The ubiquitination assay was performed as previously described [35]. Briefly, CAR-expressing Jurkat cells were transduced with a 6His-Flag ubiquitin construct (6HF-Ub), seeded in 15 cm dishes, and grown until reaching 90% confluence. Cells were then washed and harvested in PBS. Of the cell suspension, 80% was lysed in 6 M Guanidine-HCl-containing buffer, sonicated, and filtered, which was used to pull down endogenous proteins conjugated to the 6HF-Ub on Ni2+ - nitrilotriacetic acid (NTA) beads. After that, beads were washed thoroughly, and the precipitated proteins were eluted using imidazole. The remaining 20% of cell suspension was pelleted and solubilized using a detergent-containing buffer supplemented with protease inhibitors to prepare inputs. Both pull-down eluates and inputs were separated by SDS-PAGE and analyzed by Western blot.

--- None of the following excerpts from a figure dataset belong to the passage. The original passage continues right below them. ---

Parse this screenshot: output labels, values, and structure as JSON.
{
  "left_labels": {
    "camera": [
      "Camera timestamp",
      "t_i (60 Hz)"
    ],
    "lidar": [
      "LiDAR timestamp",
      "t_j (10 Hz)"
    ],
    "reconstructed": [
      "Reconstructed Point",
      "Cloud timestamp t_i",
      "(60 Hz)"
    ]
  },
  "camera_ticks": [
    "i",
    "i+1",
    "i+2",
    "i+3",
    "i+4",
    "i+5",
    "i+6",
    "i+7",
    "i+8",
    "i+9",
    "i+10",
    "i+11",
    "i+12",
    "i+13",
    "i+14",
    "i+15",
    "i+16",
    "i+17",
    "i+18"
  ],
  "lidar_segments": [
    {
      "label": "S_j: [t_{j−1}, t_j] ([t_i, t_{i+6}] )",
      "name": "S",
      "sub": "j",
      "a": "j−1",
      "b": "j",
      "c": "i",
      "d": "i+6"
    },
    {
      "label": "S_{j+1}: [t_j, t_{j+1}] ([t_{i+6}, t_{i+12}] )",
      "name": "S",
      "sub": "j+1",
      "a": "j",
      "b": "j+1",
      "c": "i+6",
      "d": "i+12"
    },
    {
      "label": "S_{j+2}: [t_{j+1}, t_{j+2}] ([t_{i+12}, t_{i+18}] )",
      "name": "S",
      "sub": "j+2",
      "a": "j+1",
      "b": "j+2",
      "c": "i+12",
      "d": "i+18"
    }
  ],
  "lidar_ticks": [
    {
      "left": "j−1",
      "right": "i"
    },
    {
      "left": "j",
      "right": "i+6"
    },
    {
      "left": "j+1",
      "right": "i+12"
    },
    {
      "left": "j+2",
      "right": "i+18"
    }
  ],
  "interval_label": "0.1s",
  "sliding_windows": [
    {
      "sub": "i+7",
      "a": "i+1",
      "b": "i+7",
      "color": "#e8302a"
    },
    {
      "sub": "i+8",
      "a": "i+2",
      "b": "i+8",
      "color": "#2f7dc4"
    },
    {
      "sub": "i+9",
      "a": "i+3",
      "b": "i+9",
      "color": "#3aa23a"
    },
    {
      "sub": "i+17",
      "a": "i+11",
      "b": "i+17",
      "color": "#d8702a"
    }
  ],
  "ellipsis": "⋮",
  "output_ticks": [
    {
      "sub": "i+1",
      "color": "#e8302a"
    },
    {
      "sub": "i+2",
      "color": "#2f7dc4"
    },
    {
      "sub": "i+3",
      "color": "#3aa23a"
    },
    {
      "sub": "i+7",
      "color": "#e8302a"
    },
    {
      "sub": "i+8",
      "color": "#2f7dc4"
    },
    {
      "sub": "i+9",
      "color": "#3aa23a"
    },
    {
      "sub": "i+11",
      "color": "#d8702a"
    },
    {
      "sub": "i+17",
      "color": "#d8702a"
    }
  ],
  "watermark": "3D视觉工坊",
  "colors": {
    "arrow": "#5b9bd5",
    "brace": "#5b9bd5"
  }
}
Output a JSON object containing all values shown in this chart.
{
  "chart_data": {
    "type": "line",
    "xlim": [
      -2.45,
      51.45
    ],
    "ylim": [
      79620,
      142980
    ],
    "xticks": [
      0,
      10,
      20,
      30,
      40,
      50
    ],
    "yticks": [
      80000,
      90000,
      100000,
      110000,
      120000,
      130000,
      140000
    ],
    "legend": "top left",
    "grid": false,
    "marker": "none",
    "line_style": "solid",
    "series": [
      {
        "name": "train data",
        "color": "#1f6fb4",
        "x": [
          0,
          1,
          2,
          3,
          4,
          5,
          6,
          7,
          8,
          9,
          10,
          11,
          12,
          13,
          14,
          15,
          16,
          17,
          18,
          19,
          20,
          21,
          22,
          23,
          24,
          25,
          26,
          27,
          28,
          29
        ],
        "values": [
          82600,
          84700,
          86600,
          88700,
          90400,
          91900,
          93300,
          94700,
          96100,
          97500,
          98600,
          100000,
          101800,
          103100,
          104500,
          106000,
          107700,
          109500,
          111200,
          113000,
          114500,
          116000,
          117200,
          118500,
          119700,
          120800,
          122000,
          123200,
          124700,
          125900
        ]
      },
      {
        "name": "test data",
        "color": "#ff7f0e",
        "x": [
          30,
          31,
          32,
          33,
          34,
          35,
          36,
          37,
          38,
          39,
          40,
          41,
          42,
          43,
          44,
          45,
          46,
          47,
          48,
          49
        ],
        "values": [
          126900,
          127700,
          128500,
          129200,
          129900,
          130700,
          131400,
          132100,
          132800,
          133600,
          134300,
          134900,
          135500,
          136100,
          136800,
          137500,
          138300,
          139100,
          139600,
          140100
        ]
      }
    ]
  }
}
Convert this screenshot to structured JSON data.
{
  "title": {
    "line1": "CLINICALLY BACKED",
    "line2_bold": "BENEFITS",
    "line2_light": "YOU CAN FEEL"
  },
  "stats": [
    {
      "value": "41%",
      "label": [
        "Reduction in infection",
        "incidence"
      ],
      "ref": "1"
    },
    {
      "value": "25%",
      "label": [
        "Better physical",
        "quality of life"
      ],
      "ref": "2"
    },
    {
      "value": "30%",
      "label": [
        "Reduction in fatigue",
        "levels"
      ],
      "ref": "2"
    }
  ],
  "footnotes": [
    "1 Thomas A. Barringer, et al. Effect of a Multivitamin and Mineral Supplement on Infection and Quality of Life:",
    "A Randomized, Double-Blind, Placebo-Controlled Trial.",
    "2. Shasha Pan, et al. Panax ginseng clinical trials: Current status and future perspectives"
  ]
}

RNA sequence and bioinformatics analysis

CAR-T cells on day 7 of culture were activated using the anti-CD19 anti-idiotype Ab and collected for RNA sequencing after 24 h. CAR-T cells non-stimulated were used as control. Total RNA was isolated using RNeasy Mini kits (QIAGEN) following the manufacturer’s instructions. The quality of total RNA was evaluated using RNA 6000 Nano LabChip (Agilent 2100 Bioanalyzer, Santa Clara, CA). All samples had intact 18S and 28S ribosomal RNA bands with RIN numbers from 8.1 to 10 and RNA 260/280 ratios between 1.9 and 2.0. Raw data were processed with SOAPnuke, Bowtie, and RSEM. The differentially expressed genes (DEGs) were identified using DEseq2 algorithms and visualized with the ggplot2 package in R. Additionally, microarray and RNA sequencing datasets were downloaded from GEO for pathway enrichment. The enrichment of KEGG pathways of DEGs comparing CD28 and 4-1BB costimulated CAR-T cells was conducted using the ClusterProfiler R package. Plots including bar plots, Venn plots, and volcano plots according to the DEGs were visualized by ggplot2 R package. Clustering analysis was performed using the ComplexHeatmap R package.

In vivo mouse model

Male or female NSG (NOD-scid IL2Rgnull) mice were injected intravenously (i.v.) with CD19+ Daudi tumor cells labeled with Firefly luciferase (2 × 106 cells) and treated at day 4 with a suboptimal dose of CAR-T cells (2 × 106). Tumor growth was monitored twice a week. On day 21 or endpoint time, blood or spleen was collected for immunophenotyping to detect CAR-T cells. For testing the T cell infiltration, on day 7, spleen and bone marrow were collected to detect CAR-T cells by immunophenotype. All animal experiments were performed in accordance with UNC Animal Husbandry and Institutional Animal Care and Use Committee (IACUC) guidelines and were approved by UNC IACUC.

Statistical analysis

Data were summarized as the mean ± SD. The student t-test, one-way ANOVA, or two-way ANOVA were used to determine statistical significance between groups. Paired t-test was conducted to analyze the coculture assay of A20 overexpression. Multiple comparisons were used to calculate the adjusted p-value when appropriate. p < 0.05 was considered statistically significant. ns represented no significance. All statistical analyses were performed using GraphPad Prism 8 (GraphPad Software, CA).